では、親である自分が自分を認めることができたら、それは親子そろって自己肯定感を高められるチャンスですよね。そうなりたい、と願う親は多いはず。
そこで、著者の福田さんに、本書をもとに“親子で”自己肯定感を高めるためのメソッドを詳しくお伺いしました!
子どもの自己肯定感を高めるには、まずは親の「自己受容」から
――もともと、小学校の教員をされていたんですよね。でも、子どもを産んで思うようにいかなかったと。
福田花奈絵(以下、福田):大学時代から、特別支援教育について学んでいました。
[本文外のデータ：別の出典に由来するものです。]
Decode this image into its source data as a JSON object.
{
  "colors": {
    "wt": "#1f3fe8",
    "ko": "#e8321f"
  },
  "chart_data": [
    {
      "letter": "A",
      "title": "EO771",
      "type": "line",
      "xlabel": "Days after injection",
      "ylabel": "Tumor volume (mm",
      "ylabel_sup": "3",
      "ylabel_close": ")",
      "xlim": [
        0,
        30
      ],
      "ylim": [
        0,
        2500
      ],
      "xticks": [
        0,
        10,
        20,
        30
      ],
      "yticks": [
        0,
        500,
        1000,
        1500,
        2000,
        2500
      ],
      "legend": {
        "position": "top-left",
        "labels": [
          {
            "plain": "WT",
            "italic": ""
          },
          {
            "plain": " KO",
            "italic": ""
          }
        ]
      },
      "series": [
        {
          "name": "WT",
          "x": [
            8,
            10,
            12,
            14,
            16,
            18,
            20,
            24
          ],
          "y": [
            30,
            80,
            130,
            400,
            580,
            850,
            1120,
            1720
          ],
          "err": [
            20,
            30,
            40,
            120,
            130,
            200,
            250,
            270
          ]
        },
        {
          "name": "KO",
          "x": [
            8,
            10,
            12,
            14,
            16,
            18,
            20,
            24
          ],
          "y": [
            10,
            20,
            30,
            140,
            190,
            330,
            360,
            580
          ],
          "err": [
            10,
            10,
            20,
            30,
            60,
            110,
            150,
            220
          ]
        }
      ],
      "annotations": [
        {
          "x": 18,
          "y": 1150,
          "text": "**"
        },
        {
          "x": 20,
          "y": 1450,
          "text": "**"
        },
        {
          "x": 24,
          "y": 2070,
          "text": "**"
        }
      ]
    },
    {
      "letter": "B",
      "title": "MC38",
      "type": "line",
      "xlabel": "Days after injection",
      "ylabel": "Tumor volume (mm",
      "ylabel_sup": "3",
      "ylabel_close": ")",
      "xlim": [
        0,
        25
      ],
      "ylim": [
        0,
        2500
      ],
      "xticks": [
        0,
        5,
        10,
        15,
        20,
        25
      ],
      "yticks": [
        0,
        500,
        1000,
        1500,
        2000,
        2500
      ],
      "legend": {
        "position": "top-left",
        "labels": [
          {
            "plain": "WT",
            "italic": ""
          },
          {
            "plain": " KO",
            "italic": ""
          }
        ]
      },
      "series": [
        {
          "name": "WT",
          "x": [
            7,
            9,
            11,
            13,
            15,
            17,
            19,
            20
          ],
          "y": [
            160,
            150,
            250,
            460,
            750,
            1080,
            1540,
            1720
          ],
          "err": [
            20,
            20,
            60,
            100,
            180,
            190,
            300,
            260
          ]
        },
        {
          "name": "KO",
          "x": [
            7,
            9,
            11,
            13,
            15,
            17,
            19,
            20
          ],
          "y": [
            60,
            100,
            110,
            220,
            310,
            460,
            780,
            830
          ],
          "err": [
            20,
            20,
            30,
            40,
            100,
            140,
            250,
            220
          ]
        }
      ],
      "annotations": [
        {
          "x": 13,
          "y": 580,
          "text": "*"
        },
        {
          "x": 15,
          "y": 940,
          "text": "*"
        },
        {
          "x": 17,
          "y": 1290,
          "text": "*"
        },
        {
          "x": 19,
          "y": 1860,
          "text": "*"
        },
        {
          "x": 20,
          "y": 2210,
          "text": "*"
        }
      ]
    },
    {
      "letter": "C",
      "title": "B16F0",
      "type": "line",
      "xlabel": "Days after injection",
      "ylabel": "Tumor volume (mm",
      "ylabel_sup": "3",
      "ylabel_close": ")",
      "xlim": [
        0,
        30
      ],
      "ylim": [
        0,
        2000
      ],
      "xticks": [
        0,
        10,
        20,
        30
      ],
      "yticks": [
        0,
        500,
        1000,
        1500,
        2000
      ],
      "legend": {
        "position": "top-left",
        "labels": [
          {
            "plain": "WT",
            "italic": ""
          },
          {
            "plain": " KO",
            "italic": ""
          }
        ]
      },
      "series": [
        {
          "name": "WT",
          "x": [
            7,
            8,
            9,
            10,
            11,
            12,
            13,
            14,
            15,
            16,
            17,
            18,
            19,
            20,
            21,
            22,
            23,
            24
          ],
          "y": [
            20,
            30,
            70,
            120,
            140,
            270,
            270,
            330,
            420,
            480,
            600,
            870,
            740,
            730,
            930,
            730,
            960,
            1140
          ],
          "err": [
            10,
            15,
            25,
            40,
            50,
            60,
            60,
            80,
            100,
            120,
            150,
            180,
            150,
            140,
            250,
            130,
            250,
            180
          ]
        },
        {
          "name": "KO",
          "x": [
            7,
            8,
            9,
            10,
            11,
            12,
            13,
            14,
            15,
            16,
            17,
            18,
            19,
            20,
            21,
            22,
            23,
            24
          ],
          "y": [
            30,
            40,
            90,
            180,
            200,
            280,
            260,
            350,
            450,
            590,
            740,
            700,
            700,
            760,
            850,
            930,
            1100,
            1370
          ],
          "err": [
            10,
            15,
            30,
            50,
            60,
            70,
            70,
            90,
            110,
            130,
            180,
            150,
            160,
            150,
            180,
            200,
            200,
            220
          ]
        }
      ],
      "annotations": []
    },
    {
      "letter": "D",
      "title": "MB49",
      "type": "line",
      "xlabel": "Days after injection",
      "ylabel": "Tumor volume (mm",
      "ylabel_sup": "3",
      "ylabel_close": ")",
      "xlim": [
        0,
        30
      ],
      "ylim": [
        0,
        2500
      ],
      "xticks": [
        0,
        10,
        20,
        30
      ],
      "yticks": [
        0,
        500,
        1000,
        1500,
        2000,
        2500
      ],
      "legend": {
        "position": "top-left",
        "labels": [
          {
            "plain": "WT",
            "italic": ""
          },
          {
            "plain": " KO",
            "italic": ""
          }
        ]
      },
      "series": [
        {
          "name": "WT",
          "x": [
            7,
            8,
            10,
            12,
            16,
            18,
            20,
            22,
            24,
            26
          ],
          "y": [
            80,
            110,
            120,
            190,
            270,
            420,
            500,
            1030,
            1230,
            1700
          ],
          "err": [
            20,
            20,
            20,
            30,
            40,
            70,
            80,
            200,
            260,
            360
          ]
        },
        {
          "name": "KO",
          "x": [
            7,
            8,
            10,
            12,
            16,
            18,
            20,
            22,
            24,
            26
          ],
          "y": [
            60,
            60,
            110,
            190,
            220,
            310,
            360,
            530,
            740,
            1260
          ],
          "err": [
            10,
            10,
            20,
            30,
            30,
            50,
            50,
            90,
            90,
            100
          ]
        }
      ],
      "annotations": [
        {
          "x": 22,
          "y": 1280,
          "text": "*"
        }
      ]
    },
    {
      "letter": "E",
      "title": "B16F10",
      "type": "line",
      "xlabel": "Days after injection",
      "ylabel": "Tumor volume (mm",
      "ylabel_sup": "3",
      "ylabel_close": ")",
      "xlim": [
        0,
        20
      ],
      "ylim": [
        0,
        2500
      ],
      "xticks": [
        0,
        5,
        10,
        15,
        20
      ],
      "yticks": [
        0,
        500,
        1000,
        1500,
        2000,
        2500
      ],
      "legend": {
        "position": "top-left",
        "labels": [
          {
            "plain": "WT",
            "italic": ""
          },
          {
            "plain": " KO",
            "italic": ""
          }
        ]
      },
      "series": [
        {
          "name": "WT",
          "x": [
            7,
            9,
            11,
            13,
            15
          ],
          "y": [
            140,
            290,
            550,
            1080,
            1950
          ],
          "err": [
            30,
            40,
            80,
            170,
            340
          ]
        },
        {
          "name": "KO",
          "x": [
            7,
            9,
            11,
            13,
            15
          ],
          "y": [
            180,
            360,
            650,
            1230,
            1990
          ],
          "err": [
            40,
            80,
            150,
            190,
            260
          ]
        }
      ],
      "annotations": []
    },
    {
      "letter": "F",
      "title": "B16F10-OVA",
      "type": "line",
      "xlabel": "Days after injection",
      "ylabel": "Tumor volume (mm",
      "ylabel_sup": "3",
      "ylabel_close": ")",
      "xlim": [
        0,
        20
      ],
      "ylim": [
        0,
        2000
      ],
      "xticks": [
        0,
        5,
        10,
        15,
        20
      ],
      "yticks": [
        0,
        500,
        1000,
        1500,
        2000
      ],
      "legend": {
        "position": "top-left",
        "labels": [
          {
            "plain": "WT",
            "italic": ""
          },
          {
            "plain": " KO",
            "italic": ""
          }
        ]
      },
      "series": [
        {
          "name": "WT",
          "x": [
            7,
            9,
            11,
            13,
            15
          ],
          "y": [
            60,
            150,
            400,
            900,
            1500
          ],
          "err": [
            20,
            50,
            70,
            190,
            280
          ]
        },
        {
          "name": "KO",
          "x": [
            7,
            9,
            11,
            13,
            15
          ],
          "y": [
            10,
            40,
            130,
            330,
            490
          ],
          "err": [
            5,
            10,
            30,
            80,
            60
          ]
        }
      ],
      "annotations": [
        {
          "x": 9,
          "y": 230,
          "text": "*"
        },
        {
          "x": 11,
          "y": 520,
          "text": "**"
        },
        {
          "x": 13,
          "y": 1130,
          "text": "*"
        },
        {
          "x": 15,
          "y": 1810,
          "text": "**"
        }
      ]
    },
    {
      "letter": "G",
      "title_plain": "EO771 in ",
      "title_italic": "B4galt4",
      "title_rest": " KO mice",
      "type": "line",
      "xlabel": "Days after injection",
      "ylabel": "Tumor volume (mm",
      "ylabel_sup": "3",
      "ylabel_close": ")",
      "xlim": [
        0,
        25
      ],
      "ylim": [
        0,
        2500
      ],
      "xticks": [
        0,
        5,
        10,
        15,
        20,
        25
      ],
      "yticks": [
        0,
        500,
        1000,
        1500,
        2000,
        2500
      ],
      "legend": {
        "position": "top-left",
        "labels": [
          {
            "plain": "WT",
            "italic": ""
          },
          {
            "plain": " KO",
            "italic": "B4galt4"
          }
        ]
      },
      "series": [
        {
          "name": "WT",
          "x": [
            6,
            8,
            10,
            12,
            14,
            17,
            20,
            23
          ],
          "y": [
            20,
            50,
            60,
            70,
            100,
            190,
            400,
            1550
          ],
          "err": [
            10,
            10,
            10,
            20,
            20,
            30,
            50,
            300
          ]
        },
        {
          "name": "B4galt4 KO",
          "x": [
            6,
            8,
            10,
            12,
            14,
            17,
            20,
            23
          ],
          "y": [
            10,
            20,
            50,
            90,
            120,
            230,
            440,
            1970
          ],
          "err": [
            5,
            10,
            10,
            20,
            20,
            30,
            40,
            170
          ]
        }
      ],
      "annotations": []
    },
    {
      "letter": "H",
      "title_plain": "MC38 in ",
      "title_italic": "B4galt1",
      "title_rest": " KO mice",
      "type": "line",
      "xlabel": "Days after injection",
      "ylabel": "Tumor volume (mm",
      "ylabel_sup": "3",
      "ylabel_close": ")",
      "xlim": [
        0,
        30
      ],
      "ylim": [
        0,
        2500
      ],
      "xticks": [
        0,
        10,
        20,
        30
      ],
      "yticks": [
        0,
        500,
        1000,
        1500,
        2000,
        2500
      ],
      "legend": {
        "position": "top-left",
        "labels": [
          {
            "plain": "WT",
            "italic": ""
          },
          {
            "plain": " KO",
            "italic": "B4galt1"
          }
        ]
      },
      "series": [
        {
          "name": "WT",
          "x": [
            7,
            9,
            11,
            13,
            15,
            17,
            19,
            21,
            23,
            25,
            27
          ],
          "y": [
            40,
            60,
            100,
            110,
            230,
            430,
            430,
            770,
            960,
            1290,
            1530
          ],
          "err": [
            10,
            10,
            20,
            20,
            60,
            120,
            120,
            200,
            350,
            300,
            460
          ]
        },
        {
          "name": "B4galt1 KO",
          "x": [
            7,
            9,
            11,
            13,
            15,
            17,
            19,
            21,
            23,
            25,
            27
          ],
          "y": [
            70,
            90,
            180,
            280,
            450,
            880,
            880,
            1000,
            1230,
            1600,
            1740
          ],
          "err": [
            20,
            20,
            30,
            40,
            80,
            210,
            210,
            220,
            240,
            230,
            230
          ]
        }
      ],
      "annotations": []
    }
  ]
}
小学校の教員をやっていたときも、子どもとの関わり方で困ることはほぼなくて。
もちろん試行錯誤はしていましたが、最終的には子どもたちと良い関係を築けていたように感じていたので、まさか自分の子ども、しかもたったひとりやふたりで悩むことになるとは思ってもいませんでした。
子どもとの関わりでは成功体験が多く、思い通りに動かないということをほとんど経験したことがなかったんです。
――それから、心の仕組みとカウンセリングを学んだと本書に書いてありましたね。
福田:半年間、民間のカウンセリングの講座に通い、それと並行して子どもとのかかわり方も学びました。そこで、結局「自己受容」ができているかどうかなんだな、と思ったんです。
――本書のテーマですよね。親が自分自身を受け入れてあげることで、自己肯定感も高まり、子どもに対する感情も変わってくるという。子どもの自己肯定感を高めるメソッドというのはよくありますが、そのために親がまず自己肯定感を高めるというのが意外なアプローチでした。
福田:「子どもにこういう声かけをしましょう」っていうのは、目的が子どもの自己肯定感を高めたいからですよね。自分が自己肯定できていない状態でそれをやろうとすると、まずふだん自分が使っていない言葉だから無理があるんです。がんばってやることになりますよね。
そうやってがんばっているのにも関わらず、子どもの自己肯定感が高くないと感じる瞬間があると、がっかりする。がんばったのに子どもに反映されていない、となるわけです。
やっぱり子どもの自己肯定感って、子ども自身が自己受容と自己肯定ができているかということなのですが、それには親が自己受容できてるかがすごく重要なんです。
親が自己受容できていないと、子どものできないところばっかり目に付くんですよ。自分のできないところが目に付く人は、人のできないところも目に付くはずなので。
――自己受容できていれば、子ども側が変わらなくても親からの見え方が変わりますか?
福田:これでもいいかな、と思えます。こういうことはできないけど、他にいいところがあるし、たとえいいところがなくても、生きているだけで尊いな、ありがたいな、と思えるようになります。確実に子どもの見方が変わりますね。